Aufgrund weggebrochener Studentenjobs infolge der Corona-Krise sind in Mecklenburg-Vorpommern erste Studierende auf Lebensmittelspenden angewiesen. Darauf hat Bildungsministerin Bettina Martin (SPD) am Mittwoch hingewiesen. Für eine unbürokratische Nothilfe stelle das Land 300 000 Euro bereit.

Vorübergehende Öffnung des Bafögs gefordert

Es sei aber eine generelle Lösung nötig. Martin forderte von Bundesbildungsministerin Anja Karliczek (CDU), dass sie Betroffenen den Weg in das Bafög freimacht. Karliczek hat bislang die Position vertreten, dass Studenten, die nicht Bafög-berechtigt sind, einen zinslosen Kredit aufnehmen könnten.
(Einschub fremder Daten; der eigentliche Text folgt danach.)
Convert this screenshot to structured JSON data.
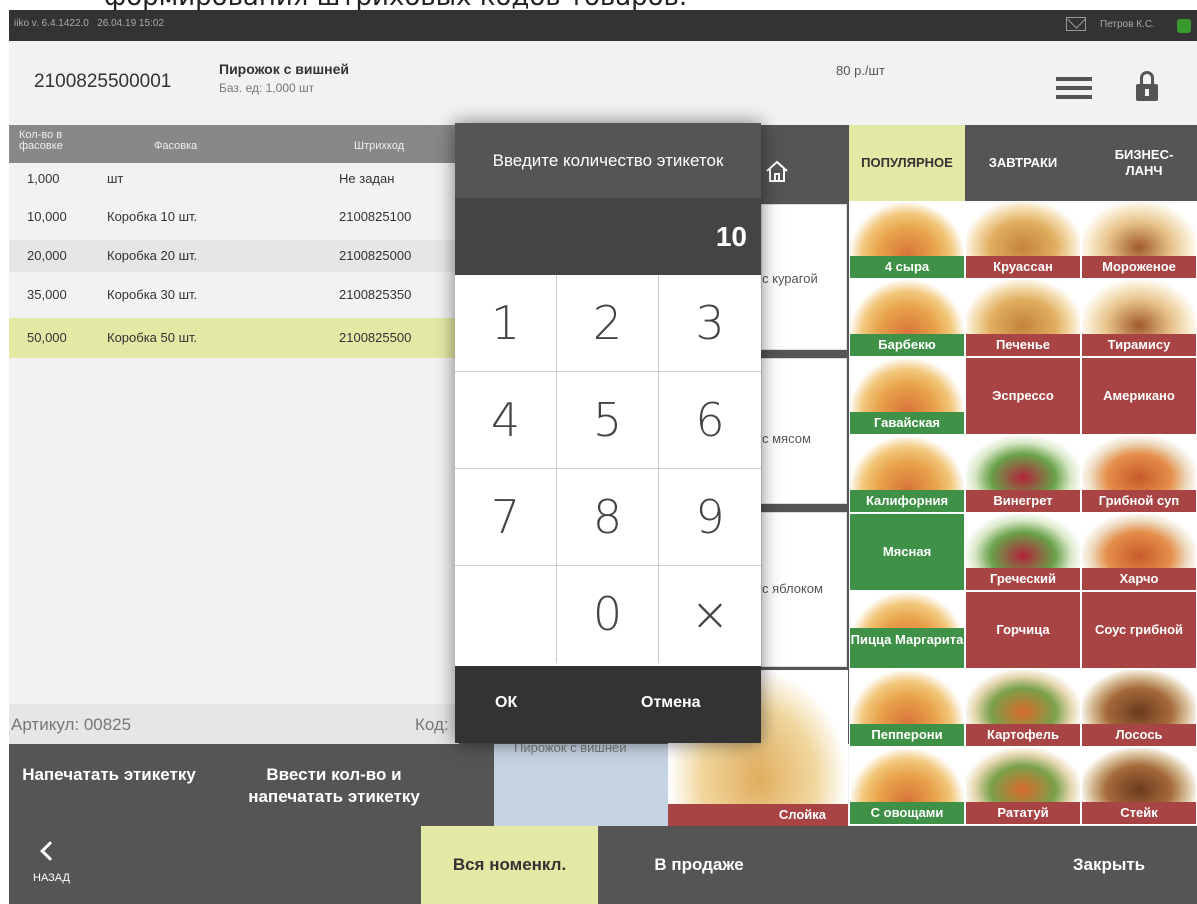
{
  "caption": "формирования штриховых кодов товаров.",
  "topbar": {
    "version": "iiko v. 6.4.1422.0",
    "datetime": "26.04.19 15:02",
    "user": "Петров К.С."
  },
  "header": {
    "barcode": "2100825500001",
    "product_name": "Пирожок с вишней",
    "base_unit": "Баз. ед: 1,000 шт",
    "price": "80 р./шт"
  },
  "table": {
    "columns": [
      "Кол-во в фасовке",
      "Фасовка",
      "Штрихкод"
    ],
    "rows": [
      {
        "qty": "1,000",
        "pack": "шт",
        "barcode": "Не задан"
      },
      {
        "qty": "10,000",
        "pack": "Коробка 10 шт.",
        "barcode": "2100825100"
      },
      {
        "qty": "20,000",
        "pack": "Коробка 20 шт.",
        "barcode": "2100825000"
      },
      {
        "qty": "35,000",
        "pack": "Коробка 30 шт.",
        "barcode": "2100825350"
      },
      {
        "qty": "50,000",
        "pack": "Коробка 50 шт.",
        "barcode": "2100825500"
      }
    ]
  },
  "footer_info": {
    "article": "Артикул: 00825",
    "code": "Код:"
  },
  "actions": {
    "print": "Напечатать этикетку",
    "qty_print": "Ввести кол-во и напечатать этикетку",
    "product_tile": "Пирожок с вишней"
  },
  "bottom": {
    "back": "НАЗАД",
    "all": "Вся номенкл.",
    "sale": "В продаже",
    "close": "Закрыть"
  },
  "mid_cards": [
    "с курагой",
    "с мясом",
    "с яблоком"
  ],
  "categories": [
    "ПОПУЛЯРНОЕ",
    "ЗАВТРАКИ",
    "БИЗНЕС-ЛАНЧ"
  ],
  "tiles": [
    "4 сыра",
    "Круассан",
    "Мороженое",
    "Барбекю",
    "Печенье",
    "Тирамису",
    "Гавайская",
    "Эспрессо",
    "Американо",
    "Калифорния",
    "Винегрет",
    "Грибной суп",
    "Мясная",
    "Греческий",
    "Харчо",
    "Пицца Маргарита",
    "Горчица",
    "Соус грибной",
    "Пепперони",
    "Картофель",
    "Лосось",
    "С овощами",
    "Рататуй",
    "Стейк"
  ],
  "slice": "Слойка",
  "dialog": {
    "title": "Введите количество этикеток",
    "value": "10",
    "keys": [
      "1",
      "2",
      "3",
      "4",
      "5",
      "6",
      "7",
      "8",
      "9",
      "",
      "0",
      "×"
    ],
    "ok": "ОК",
    "cancel": "Отмена"
  },
  "colors": {
    "green": "#3e9146",
    "red": "#a94444",
    "highlight": "#e3e8a4",
    "dark": "#555555"
  }
}
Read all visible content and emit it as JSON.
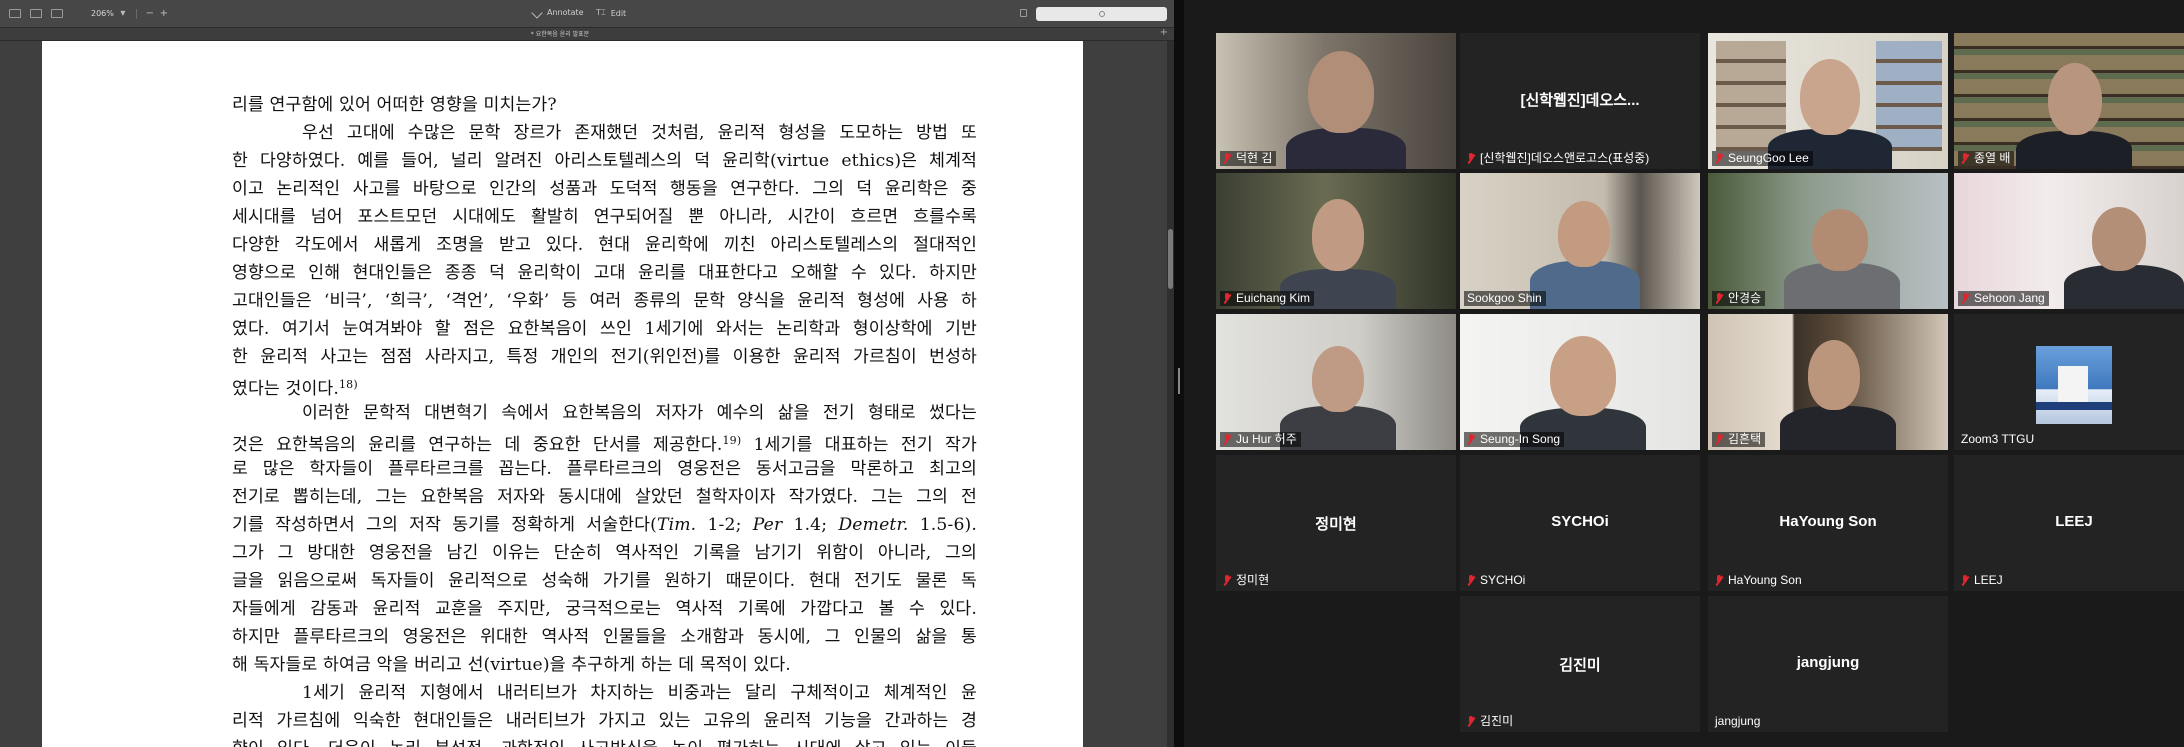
{
  "pdf": {
    "toolbar": {
      "zoom": "206%",
      "zoom_out": "−",
      "zoom_in": "+",
      "annotate": "Annotate",
      "edit": "Edit"
    },
    "tab_title": "* 요한복음 윤리 발표문",
    "tab_plus": "+",
    "lines": [
      "리를 연구함에 있어 어떠한 영향을 미치는가?",
      "우선 고대에 수많은 문학 장르가 존재했던 것처럼, 윤리적 형성을 도모하는 방법 또",
      "한 다양하였다. 예를 들어, 널리 알려진 아리스토텔레스의 덕 윤리학(virtue ethics)은 체계적",
      "이고 논리적인 사고를 바탕으로 인간의 성품과 도덕적 행동을 연구한다. 그의 덕 윤리학은 중",
      "세시대를 넘어 포스트모던 시대에도 활발히 연구되어질 뿐 아니라, 시간이 흐르면 흐를수록",
      "다양한 각도에서 새롭게 조명을 받고 있다. 현대 윤리학에 끼친 아리스토텔레스의 절대적인",
      "영향으로 인해 현대인들은 종종 덕 윤리학이 고대 윤리를 대표한다고 오해할 수 있다. 하지만",
      "고대인들은 ‘비극’, ‘희극’, ‘격언’, ‘우화’ 등 여러 종류의 문학 양식을 윤리적 형성에 사용 하",
      "였다. 여기서 눈여겨봐야 할 점은 요한복음이 쓰인 1세기에 와서는 논리학과 형이상학에 기반",
      "한 윤리적 사고는 점점 사라지고, 특정 개인의 전기(위인전)를 이용한 윤리적 가르침이 번성하",
      "였다는 것이다.",
      "이러한 문학적 대변혁기 속에서 요한복음의 저자가 예수의 삶을 전기 형태로 썼다는",
      "것은 요한복음의 윤리를 연구하는 데 중요한 단서를 제공한다.",
      "로 많은 학자들이 플루타르크를 꼽는다. 플루타르크의 영웅전은 동서고금을 막론하고 최고의",
      "전기로 뽑히는데, 그는 요한복음 저자와 동시대에 살았던 철학자이자 작가였다. 그는 그의 전",
      "기를 작성하면서 그의 저작 동기를 정확하게 서술한다(",
      "그가 그 방대한 영웅전을 남긴 이유는 단순히 역사적인 기록을 남기기 위함이 아니라, 그의",
      "글을 읽음으로써 독자들이 윤리적으로 성숙해 가기를 원하기 때문이다. 현대 전기도 물론 독",
      "자들에게 감동과 윤리적 교훈을 주지만, 궁극적으로는 역사적 기록에 가깝다고 볼 수 있다.",
      "하지만 플루타르크의 영웅전은 위대한 역사적 인물들을 소개함과 동시에, 그 인물의 삶을 통",
      "해 독자들로 하여금 악을 버리고 선(virtue)을 추구하게 하는 데 목적이 있다.",
      "1세기 윤리적 지형에서 내러티브가 차지하는 비중과는 달리 구체적이고 체계적인 윤",
      "리적 가르침에 익숙한 현대인들은 내러티브가 가지고 있는 고유의 윤리적 기능을 간과하는 경",
      "향이 있다. 더욱이 논리 분석적, 과학적인 사고방식을 높이 평가하는 시대에 살고 있는 이들"
    ],
    "fn18": "18)",
    "fn19": "19)",
    "line12_tail": " 1세기를 대표하는 전기 작가",
    "line15_i1": "Tim.",
    "line15_n1": " 1-2; ",
    "line15_i2": "Per",
    "line15_n2": " 1.4; ",
    "line15_i3": "Demetr.",
    "line15_n3": " 1.5-6)."
  },
  "zoom": {
    "tiles": [
      {
        "name": "덕현 김",
        "muted": true,
        "video": true
      },
      {
        "name": "[신학웹진]데오스앤로고스(표성중)",
        "big": "[신학웹진]데오스...",
        "muted": true,
        "video": false
      },
      {
        "name": "SeungGoo Lee",
        "muted": true,
        "video": true
      },
      {
        "name": "종열 배",
        "muted": true,
        "video": true
      },
      {
        "name": "Euichang Kim",
        "muted": true,
        "video": true
      },
      {
        "name": "Sookgoo Shin",
        "muted": false,
        "video": true,
        "active": true
      },
      {
        "name": "안경승",
        "muted": true,
        "video": true
      },
      {
        "name": "Sehoon Jang",
        "muted": true,
        "video": true
      },
      {
        "name": "Ju Hur 허주",
        "muted": true,
        "video": true
      },
      {
        "name": "Seung-In Song",
        "muted": true,
        "video": true
      },
      {
        "name": "김흔택",
        "muted": true,
        "video": true
      },
      {
        "name": "Zoom3 TTGU",
        "muted": false,
        "video": true
      },
      {
        "name": "정미현",
        "big": "정미현",
        "muted": true,
        "video": false
      },
      {
        "name": "SYCHOi",
        "big": "SYCHOi",
        "muted": true,
        "video": false
      },
      {
        "name": "HaYoung Son",
        "big": "HaYoung Son",
        "muted": true,
        "video": false
      },
      {
        "name": "LEEJ",
        "big": "LEEJ",
        "muted": true,
        "video": false
      },
      {
        "name": "김진미",
        "big": "김진미",
        "muted": true,
        "video": false
      },
      {
        "name": "jangjung",
        "big": "jangjung",
        "muted": false,
        "video": false
      }
    ]
  }
}
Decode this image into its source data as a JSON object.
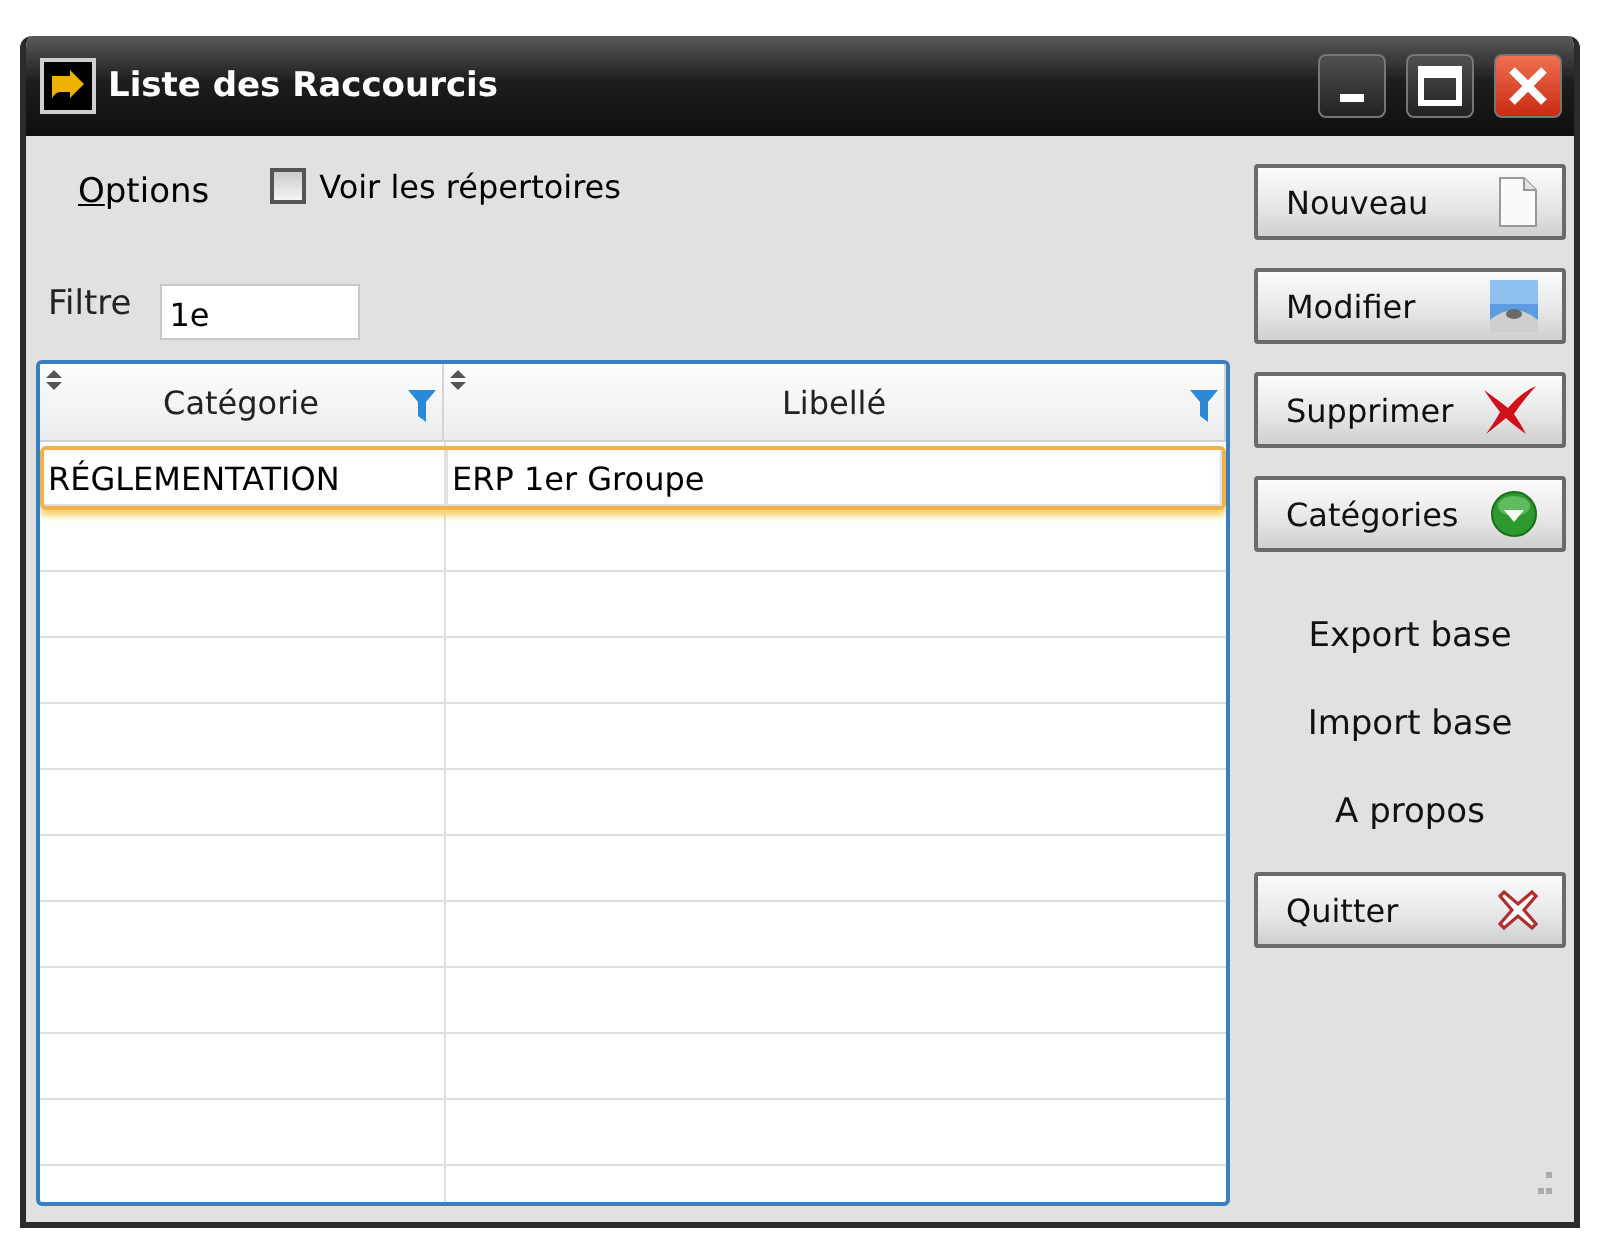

Weiterlesen: Karliczek sträubt sich gegen Bafög-Öffnung

Viele Studenten, die kein Bafög bekommen, müssen neben dem Studium jobben. Wem in der Corona-Krise der Job wegbricht, hat in vielen Fällen Geldsorgen. Betroffen sind Martin zufolge zum Beispiel ausländische Studierende, die keinerlei Anspruch auf andere Hilfe hätten. Unter den Wissenschaftsministern der Länder bestehe Einigkeit über die Forderung nach einer Lösung im Rahmen des Bafög, betonte Martin.